In the years that I have been blogging, I’ve not received a request from someone asking me to blog about a particular topic until now.
I really enjoyed After (The Before & After)and got a lot from it. Thanks for writing it. I couldn’t find anything on your blog about your gallbladder experience and wanted to suggest it as a blog topic. I am waiting for a diagnosis but am pretty sure that is what it is. I have yo-yoed with weight and feel ashamed and embarrassed and blame myself for making myself ill. And I delayed seeing a doctor. So besides having pain, I am beating myself up emotionally and I wondered what your experience was like. ~ Phoebe in Toronto
[Phoebe is referring to this passage in my book: "Of course I knew the health risks associated with being overweight. My mother often told me she was concerned about my health and so that became another thing I had to prove – that I could be overweight AND healthy. For the most part, I was. Yes, my cholesterol was high, but under control with medication; and yes, I had my gallbladder removed; and yes, my back ached, but I rationalized that those things also happen to 'skinny' people."]
Phoebe, I know exactly how you feel. I want to start by saying that shame, embarrassment, and blame will not make you healthier, thinner, or happier. At least that’s not been my experience. Shame, embarrassment, and blame only served to perpetuate overeating/bingeing, weight gain, ill health (physical and mental), and unhappiness. But for a long while I didn’t know any better…shame, embarrassment, and blame seemed to be an inextricable part of myself.
My gallbladder “experience” started some time in 2003, when I was 41. I was experiencing episodes of pain right below my breastbone that I attributed to severe indigestion. I had about four or five of these attacks over the course of a year.
One night in January of 2004 I woke up in intense pain. I tried Tums, I tried breathing it away, I tried lying and sitting in different positions. Nothing relieved the pain and I got scared, thinking I might be having a heart attack.
I asked my husband to take me to the Emergency Room and the intake nurse said my symptoms fit the “4 Fs” of gall stones: 40s, female, fertile, and fair. Later, when I went back home I did a little research, I discovered a fifth F: fat. Was the nurse being nice or did she not consider me to be fat?
At the time I weighed about 230 pounds, so yes, I was overweight, but I was also (partly) in denial about it. I didn’t want to connect being overweight with having gall stones (or any other health issue, for that matter), and even though being overweight is a risk factor, I knew that thin people had them too.
At the ER I was given pain killer and was x-rayed, confirming the nurse’s hunch. I was told that it wasn’t an urgent case and that I could schedule surgery, but that if I had another bad attack, they could do it on an emergency basis. I was also told to avoid fatty food. The night before that last attack, I’d made a pasta dish with a tomato cream sauce and bacon! Thankfully, in the weeks before my surgery I didn’t have another attack.

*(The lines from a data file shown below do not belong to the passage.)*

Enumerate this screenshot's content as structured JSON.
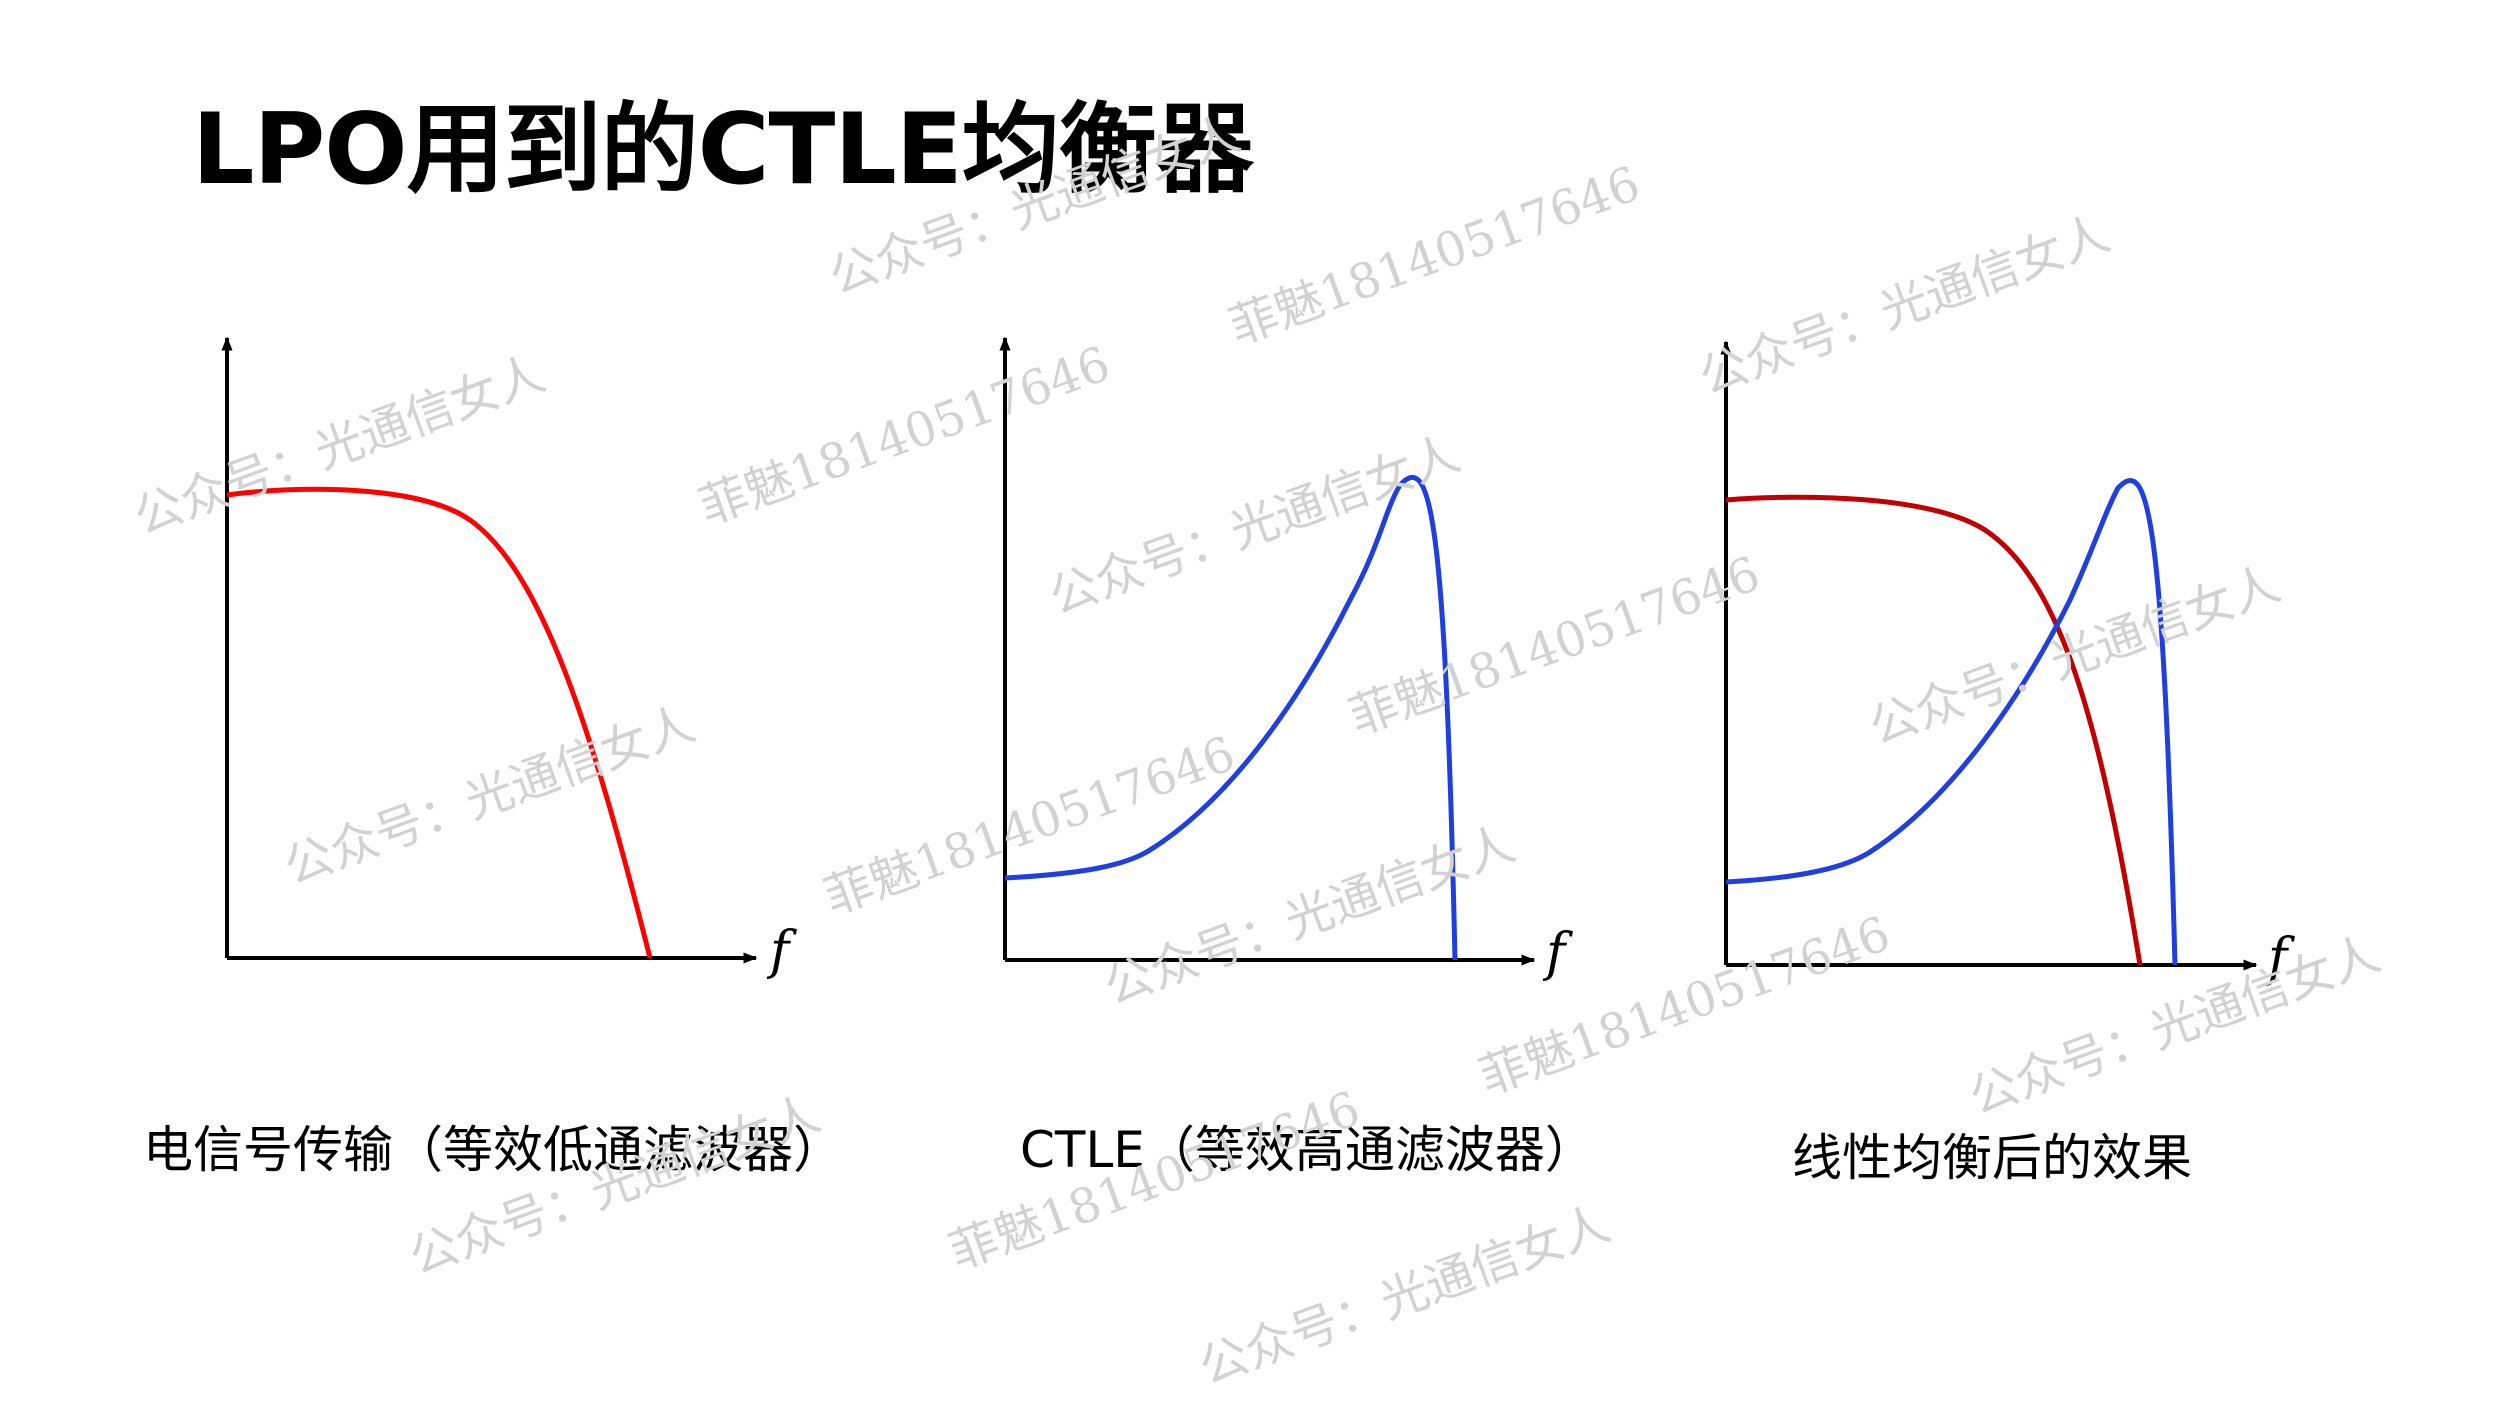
{
  "title": "LPO用到的CTLE均衡器",
  "watermarks": [
    "公众号：光通信女人",
    "菲魅18140517646"
  ],
  "panels": [
    {
      "caption": "电信号传输（等效低通滤波器）",
      "x_axis_label": "f",
      "curves": [
        {
          "name": "",
          "color": "#ff0000"
        }
      ]
    },
    {
      "caption": "CTLE（等效高通滤波器）",
      "x_axis_label": "f",
      "curves": [
        {
          "name": "",
          "color": "#1f3fe0"
        }
      ]
    },
    {
      "caption": "线性均衡后的效果",
      "x_axis_label": "f",
      "curves": [
        {
          "name": "",
          "color": "#c00000"
        },
        {
          "name": "",
          "color": "#1f3fe0"
        }
      ]
    }
  ]
}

The vast majority of gallbladder surgeries are laparoscopic , but I was told that there was a chance the doctor might use an open surgical method that would require a much larger incision, not to mention a much longer recovery. Again, thankfully, the laparoscopic method was just fine, there were no complications, and I was discharged from the hospital the same day. I used prescription a painkiller for a couple of days, but was able to switch to acetaminophen fairly quickly.
While the surgery wasn’t, by itself, a turning point in the way I regarded my health and/or weight, it was certainly one point along the way. At the time of the surgery I may have even been a member of eDiets (if not, I was soon to become a member). I remember for sure that I had a gym membership and was proud of the fact that I was able to go back to the gym about two weeks after the surgery.
But as I said, I was in denial because, deep down inside, I was afraid of facing the shame and self-loathing that existed within me. And although I was unhappy about my weight, it was not the cause, it was a symptom. Acknowledging my weight – at least for me at the time – meant admitting that I wasn’t happy, not to mention that I didn’t really know myself, accept myself, or love myself.
I was resistant to seeing myself more objectively because I wasn’t ready to do anything about it. I was living my life in reaction to everything and everyone around me, and “being fat” was a series of complex mixed messages that lived inside of me.
It was about a year later, in early 2005, that I decided I was ready to make a change and I discovered, for the first time, what it meant to love and accept myself.
Have you ever had a health issue that proved to be a significant turning point for you? Did you beat yourself up over it? Did the shame/embarrassment/blame help or hinder?
And by the way, in case it hasn’t been clear until now, I’d be happy to answer any questions you may have!